Dust explosions are a very common phenomena in a vast array of industries such as those processing food, paper and pharmaceuticals. More often than not, dust explosions are very costly and extremely dangerous to personnel. It is vital that all personnel working in or around potentially hazardous areas are aware of dust explosion safety, development and migration, but it is mainly the responsibility of the works management to have practical and theoretical knowledge on the issue.
“A dust explosion is the rapid combustion of fine particles suspended in the air, often but not always enclosed in an enclosed location. Dust explosions can occur where any dispersed powdered combustible material is present in high enough concentrations in the atmosphere or other oxidising gaseous medium such as oxygen.” – wikipedia.
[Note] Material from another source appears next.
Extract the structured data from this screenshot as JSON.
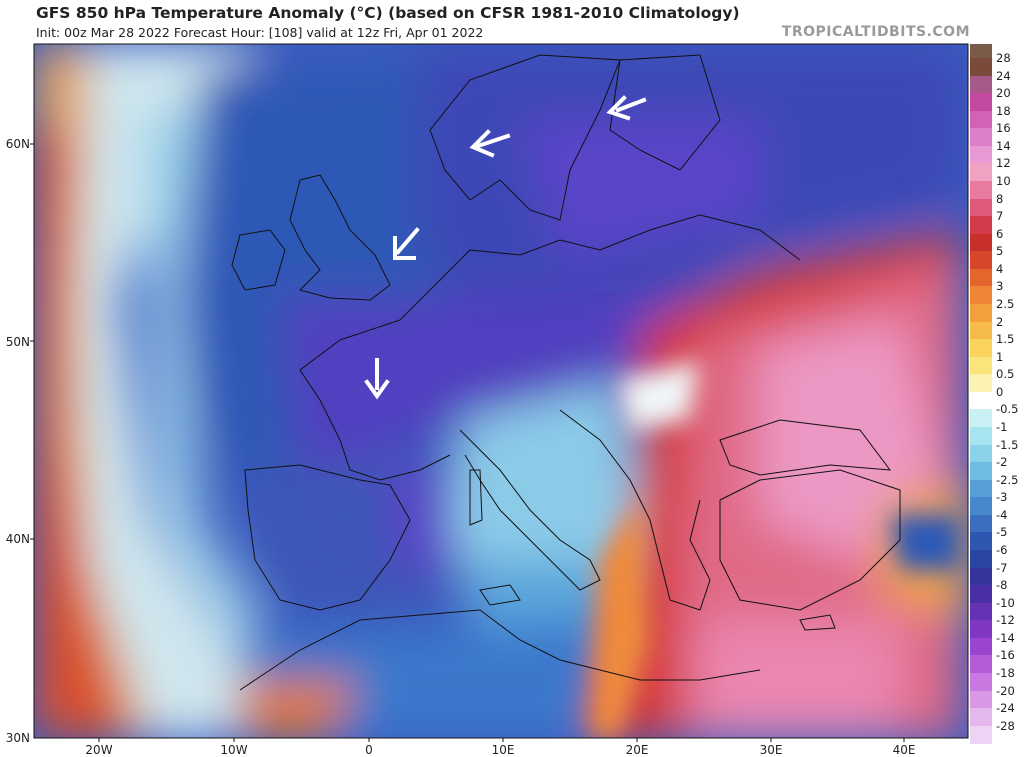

Dust explosions can be so spectacular that even pyrotechnic specialists have been known to use them in theatrical productions and by special effects technicians. This is because of their appearance and that they are easy to create, and safely controlled if the right method is used.
There are four main conditions that must be present in order for a dust explosion to occur. They are as follows:
- An oxidant such as air
- An ignition source
- A combustible dust
- A concentration that will support combustion
Dust can be present in processes that involve any of the following substances for example:
- powdered metals such as magnesium, aluminium and titanium
Grain silos and flour mills will have a lot of dust present as a result of milling substances. In the past grain silos have been violently demolished by a dust explosion. With certified dust explosion protection equipment, these explosions can be controlled in a safe way so as to avoid injury to personnel and damage to equipment, and also can be prevented entirely with good housekeeping. Contact us to discuss dust explosions and find out how we can help ensure the safety of your employees and equipment on site.
Dust clouds are the cause of 2,000 explosions worldwide annually. One of the most recent and notable dust explosions was the Bosley Wood Flour Mill explosion on July 17th 2015, in Cheshire, UK. The source material of this explosion was wood flour and there were 4 fatalities.